Paulina Sanchez, a youth activist from Mexico and one of the main organizers of the forum, explained that the strategy session was more than just a talking shop. In the coming months, organizers will be looking to develop new ways of raising awareness amongst school children and mobilizing more young people for and beyond next year’s Climate Strike.

‘We really wanted to create a free space today that brings together age groups and issues that are too often separated in the movement,’ she told us. ‘So we tried to get together new ideas from new people with the experience of community activists from the frontline.’

Clarity was another point they encouraged campaigners to consider. ‘Activists really need to simplify the language they use, not just for kids, but for everyone,’ said one young participant. ‘The point isn’t to sound impressive, it’s to be understood.’

But what everything seemed to come back to was the power of individual creativity. We heard from Xiuhtezcatl who, aged just 15, is a hip-hop activist, Climate Strike organizer, and the youth director of Earth Guardians: an international ‘tribe’ of environmental activists, musicians and artists ‘stepping up as leaders’ in this spirit. ‘In the light of a collapsing world, what better time to be born than now?’ he asks. ‘Because our generation gets to rewrite history.’

But that means letting them be its authors. Self-directed, artistic expression by young people in the medium they’re passionate about achieves two vital goals: it can be one of the best ways to communicate a sense of connection; and it demands the degree of autonomy necessary to give young people a sense of ownership over what will, if it is to survive and succeed, be their movement.

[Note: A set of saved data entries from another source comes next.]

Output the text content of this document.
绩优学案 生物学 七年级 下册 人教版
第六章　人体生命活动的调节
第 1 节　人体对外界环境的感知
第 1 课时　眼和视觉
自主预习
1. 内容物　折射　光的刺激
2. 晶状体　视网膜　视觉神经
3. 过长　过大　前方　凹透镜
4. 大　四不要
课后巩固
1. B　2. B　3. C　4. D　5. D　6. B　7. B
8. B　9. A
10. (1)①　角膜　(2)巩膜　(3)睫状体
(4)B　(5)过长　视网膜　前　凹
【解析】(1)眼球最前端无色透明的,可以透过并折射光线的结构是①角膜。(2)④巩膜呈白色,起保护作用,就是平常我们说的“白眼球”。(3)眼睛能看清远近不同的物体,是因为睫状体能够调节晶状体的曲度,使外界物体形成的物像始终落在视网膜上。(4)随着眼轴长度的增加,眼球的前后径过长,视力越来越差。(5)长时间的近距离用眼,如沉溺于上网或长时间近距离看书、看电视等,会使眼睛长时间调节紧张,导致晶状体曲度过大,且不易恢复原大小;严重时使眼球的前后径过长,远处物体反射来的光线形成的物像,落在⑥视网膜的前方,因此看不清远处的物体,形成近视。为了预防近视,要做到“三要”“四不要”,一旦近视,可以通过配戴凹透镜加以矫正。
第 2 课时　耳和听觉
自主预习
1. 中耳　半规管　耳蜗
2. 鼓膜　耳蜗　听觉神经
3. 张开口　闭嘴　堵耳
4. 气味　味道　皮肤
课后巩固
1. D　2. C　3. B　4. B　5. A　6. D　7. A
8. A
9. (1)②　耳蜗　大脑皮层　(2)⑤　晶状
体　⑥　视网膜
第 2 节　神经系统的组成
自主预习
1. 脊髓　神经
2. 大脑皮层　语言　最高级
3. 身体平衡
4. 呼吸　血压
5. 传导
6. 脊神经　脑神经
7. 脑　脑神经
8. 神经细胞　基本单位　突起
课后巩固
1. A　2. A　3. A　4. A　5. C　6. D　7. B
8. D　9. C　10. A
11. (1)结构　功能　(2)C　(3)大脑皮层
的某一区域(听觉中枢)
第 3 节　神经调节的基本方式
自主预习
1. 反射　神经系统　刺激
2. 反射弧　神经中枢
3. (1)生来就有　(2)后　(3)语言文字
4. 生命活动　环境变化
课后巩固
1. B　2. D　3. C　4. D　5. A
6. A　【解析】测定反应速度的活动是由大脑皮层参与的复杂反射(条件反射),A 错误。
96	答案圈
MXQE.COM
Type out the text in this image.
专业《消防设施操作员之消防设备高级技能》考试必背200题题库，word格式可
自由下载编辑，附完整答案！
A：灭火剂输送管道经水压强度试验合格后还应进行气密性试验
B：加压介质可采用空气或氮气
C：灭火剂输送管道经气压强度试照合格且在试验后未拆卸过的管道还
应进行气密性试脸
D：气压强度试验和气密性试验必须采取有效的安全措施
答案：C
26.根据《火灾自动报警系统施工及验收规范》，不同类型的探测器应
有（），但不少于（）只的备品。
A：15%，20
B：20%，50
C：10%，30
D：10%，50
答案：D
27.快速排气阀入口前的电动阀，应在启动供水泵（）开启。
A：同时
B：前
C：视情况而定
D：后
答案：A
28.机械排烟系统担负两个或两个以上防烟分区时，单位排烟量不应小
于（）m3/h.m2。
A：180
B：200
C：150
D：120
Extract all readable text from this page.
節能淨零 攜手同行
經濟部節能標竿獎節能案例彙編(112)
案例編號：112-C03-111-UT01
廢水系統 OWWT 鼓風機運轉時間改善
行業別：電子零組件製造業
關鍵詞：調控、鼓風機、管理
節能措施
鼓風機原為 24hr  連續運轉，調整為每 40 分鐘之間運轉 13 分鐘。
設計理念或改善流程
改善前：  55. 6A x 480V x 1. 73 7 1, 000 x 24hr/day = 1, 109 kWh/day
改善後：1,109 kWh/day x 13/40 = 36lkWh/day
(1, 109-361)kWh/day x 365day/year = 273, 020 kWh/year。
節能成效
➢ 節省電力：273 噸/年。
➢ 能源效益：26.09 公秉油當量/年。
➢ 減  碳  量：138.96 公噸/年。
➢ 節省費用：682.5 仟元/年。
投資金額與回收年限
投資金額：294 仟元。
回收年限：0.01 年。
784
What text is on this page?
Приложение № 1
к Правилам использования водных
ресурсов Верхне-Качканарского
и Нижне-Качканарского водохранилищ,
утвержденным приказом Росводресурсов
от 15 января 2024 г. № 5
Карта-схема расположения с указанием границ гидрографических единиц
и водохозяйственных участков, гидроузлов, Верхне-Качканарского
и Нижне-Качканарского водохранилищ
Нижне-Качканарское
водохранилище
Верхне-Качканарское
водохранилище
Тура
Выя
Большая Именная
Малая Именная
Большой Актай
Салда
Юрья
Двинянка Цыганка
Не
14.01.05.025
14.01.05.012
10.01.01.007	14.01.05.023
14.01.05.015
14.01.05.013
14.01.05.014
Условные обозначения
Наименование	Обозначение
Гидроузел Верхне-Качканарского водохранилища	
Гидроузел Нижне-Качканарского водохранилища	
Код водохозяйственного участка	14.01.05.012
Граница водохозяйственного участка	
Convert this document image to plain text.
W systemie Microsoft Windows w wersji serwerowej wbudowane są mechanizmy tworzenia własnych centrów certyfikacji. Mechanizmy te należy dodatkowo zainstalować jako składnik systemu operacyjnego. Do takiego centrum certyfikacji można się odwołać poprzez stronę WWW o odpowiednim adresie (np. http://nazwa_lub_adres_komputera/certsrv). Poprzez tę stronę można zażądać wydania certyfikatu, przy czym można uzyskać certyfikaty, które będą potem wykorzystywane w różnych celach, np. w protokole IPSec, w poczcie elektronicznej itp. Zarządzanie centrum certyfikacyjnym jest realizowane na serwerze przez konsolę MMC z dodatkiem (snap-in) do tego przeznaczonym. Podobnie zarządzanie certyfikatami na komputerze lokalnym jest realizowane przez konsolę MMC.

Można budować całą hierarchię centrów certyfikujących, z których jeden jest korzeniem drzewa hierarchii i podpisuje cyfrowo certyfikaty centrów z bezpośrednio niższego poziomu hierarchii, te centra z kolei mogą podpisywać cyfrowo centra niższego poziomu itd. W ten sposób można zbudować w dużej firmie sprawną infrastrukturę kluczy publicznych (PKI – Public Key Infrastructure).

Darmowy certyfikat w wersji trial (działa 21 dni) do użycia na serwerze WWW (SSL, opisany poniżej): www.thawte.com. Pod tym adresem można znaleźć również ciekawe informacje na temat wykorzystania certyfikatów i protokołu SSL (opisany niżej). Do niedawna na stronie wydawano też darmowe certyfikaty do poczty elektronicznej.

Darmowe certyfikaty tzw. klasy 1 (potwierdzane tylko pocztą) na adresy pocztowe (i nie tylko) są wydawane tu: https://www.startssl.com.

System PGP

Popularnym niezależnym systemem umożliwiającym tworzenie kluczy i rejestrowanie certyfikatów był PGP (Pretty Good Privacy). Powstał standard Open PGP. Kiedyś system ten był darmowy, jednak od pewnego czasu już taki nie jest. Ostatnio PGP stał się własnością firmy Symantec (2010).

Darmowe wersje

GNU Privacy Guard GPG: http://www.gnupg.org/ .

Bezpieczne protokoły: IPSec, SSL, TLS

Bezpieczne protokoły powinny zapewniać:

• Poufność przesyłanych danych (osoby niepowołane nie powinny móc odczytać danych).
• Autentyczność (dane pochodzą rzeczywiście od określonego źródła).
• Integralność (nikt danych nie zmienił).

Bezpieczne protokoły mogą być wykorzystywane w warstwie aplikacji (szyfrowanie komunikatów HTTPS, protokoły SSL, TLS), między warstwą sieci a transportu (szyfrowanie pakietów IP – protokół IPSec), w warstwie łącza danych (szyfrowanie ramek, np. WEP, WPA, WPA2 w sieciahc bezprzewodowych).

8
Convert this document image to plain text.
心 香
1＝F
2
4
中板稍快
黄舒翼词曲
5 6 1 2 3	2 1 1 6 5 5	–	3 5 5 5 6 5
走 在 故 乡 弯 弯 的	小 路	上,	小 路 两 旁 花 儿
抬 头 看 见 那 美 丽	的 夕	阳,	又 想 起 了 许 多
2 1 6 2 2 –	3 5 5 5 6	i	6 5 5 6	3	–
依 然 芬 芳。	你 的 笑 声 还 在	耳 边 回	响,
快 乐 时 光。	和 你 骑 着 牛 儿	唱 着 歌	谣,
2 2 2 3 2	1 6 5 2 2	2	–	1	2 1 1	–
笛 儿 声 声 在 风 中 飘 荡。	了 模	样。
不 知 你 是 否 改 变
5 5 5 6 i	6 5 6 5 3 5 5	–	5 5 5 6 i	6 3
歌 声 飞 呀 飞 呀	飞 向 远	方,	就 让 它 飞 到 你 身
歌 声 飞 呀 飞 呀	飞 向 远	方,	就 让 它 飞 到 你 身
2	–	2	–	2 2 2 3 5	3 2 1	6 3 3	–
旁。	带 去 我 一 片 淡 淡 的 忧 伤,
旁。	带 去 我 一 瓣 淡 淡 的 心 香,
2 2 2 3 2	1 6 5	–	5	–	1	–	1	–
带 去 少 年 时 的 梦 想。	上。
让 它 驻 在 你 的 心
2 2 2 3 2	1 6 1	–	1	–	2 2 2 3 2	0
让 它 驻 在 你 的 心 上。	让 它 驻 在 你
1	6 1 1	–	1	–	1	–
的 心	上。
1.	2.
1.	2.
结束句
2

The founding students’ goal was to mobilize at least a million students in walk-outs during the summit. Clearly, an undertaking of this scale will take many more summits and much hard-graft to achieve. But their ambition matches the enormity of the task ahead. And for that, the students deserve much respect; it is exactly what is needed. The forces of capital threaten the world they will inherit, and so they must take their place at the forefront of resistance. Climate Strike has only just begun, but it is a promising contribution to the climate justice movement.